Thursday, March 12, 2009


The event held three times a year in Yogyakarta called the Sekaten and Garebeg always blows my mind. It attacks all senses. Sights, smells, sounds and even the soul. It is after all a holy celebration to mark the Maulud, the Haj and the Eid Fitr.
This is my second time. The first time, I didn't really know what I was in for. This time I did. I was there early for the Sekaten on the eve of Maulud.

I knew that after Isyak prayers, the Sultan (HB X) would come with his magnificent entourage to bless the two ancient gamelan sets - Kiai Gunturmadu and Kiai Kaliwacina - and then throw offerings (rice and coins) to the peoples of his land. Later, he and his retinue would retire to the Masjid Ghede to listen to stories and sermons about the Prophet Muhammad.

How big is this event? Just to walk through the alun-alun would be a nightmarish experience for Monk. You would have to pass through a huge funfare and pasar malam, slowly pushing yourselfe through thousands of bodies to get to the masjid ghede that evening.
I believe that at that moment in time, when the Sultan appears from the Kraton to the mosque, there should be more than 250,000 people.
The next morning, at the Kraton, as early as six, people would have made a beeline to the kraton to catch the colorful Garebeg ceremony - a thousands soldiers amrching through the kraton, through the alun-alun and right to the Prabu Pakualaman kraton a few kilometers away, carrying offerings called the Gunungan (made of vegetables and other edible stuff).
For the uninformed, the Sekaten is a ceremony to commemorate the role the Gamelans had in converting the unbelievers to Islam during the rule of the Mataram kings. The gamelan was used to attract and entertain the citizens who would come to listen to the performance.
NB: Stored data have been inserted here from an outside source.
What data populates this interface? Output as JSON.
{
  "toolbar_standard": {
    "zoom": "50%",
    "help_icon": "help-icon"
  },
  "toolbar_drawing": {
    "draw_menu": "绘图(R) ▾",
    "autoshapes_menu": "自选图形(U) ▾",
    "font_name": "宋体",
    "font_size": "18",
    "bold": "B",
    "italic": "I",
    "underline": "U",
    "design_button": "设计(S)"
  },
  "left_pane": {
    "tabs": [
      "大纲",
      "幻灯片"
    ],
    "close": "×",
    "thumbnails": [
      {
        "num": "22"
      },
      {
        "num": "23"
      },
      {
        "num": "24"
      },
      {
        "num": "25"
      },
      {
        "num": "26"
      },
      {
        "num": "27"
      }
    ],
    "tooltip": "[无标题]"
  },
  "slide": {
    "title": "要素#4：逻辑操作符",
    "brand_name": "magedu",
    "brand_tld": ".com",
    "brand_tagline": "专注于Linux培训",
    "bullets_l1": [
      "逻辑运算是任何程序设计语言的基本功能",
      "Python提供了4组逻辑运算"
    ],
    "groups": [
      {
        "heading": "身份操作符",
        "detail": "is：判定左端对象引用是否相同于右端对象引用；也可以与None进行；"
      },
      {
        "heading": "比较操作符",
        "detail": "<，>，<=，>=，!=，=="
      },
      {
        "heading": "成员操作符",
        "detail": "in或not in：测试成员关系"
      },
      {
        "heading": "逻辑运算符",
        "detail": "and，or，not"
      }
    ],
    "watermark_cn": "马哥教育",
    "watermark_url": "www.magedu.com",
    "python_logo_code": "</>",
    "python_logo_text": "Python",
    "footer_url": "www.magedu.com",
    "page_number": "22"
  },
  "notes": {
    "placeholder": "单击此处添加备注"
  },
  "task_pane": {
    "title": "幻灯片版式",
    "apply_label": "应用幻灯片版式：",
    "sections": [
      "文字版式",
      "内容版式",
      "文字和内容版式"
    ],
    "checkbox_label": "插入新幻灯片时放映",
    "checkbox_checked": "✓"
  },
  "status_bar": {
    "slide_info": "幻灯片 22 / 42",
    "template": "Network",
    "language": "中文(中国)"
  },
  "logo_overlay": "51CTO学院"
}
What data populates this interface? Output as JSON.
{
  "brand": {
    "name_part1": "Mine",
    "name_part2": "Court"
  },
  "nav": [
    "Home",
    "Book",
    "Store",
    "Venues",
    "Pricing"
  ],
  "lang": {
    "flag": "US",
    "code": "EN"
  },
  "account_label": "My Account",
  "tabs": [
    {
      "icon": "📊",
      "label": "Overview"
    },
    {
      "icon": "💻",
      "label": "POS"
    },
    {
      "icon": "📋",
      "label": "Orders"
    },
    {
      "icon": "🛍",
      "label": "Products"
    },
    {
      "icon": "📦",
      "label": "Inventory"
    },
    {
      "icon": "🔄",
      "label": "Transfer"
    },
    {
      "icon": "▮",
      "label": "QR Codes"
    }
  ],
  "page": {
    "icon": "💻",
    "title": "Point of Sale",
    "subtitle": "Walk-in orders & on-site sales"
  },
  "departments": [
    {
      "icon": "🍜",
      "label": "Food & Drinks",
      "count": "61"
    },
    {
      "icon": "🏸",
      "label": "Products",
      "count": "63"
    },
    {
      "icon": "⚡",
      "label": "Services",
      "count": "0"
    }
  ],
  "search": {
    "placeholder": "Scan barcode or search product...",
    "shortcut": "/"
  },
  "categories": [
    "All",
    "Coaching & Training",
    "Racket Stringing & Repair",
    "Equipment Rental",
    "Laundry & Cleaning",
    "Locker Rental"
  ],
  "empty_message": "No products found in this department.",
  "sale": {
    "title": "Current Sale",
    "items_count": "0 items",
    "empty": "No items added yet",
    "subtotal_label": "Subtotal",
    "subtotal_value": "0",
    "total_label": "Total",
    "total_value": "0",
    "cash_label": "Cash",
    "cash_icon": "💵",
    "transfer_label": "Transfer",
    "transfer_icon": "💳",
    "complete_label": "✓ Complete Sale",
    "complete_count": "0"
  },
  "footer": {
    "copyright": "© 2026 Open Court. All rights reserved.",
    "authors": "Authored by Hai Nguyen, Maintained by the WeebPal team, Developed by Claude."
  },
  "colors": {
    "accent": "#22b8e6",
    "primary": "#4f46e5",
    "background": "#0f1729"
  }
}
After the performances, sermons were held and people were converted on the spot and told to recite the Kalimah Shahadah or Syahadaten (in javanese). This term is shorten to become Sekaten.
Since then, every year, the Gamelan is taken out of the kraton to be played and performed in public. On Maulud, the gamelan comes out seven days earlier and is palyed every night until the day of the Maulud.
The ceremony is unique, its colorful and its truly unforgettable.

Anyway, if you do go to Yogya and miss these festivals, there's always the short trip to Prambanan or Borobudur. That too would make the journey memorable.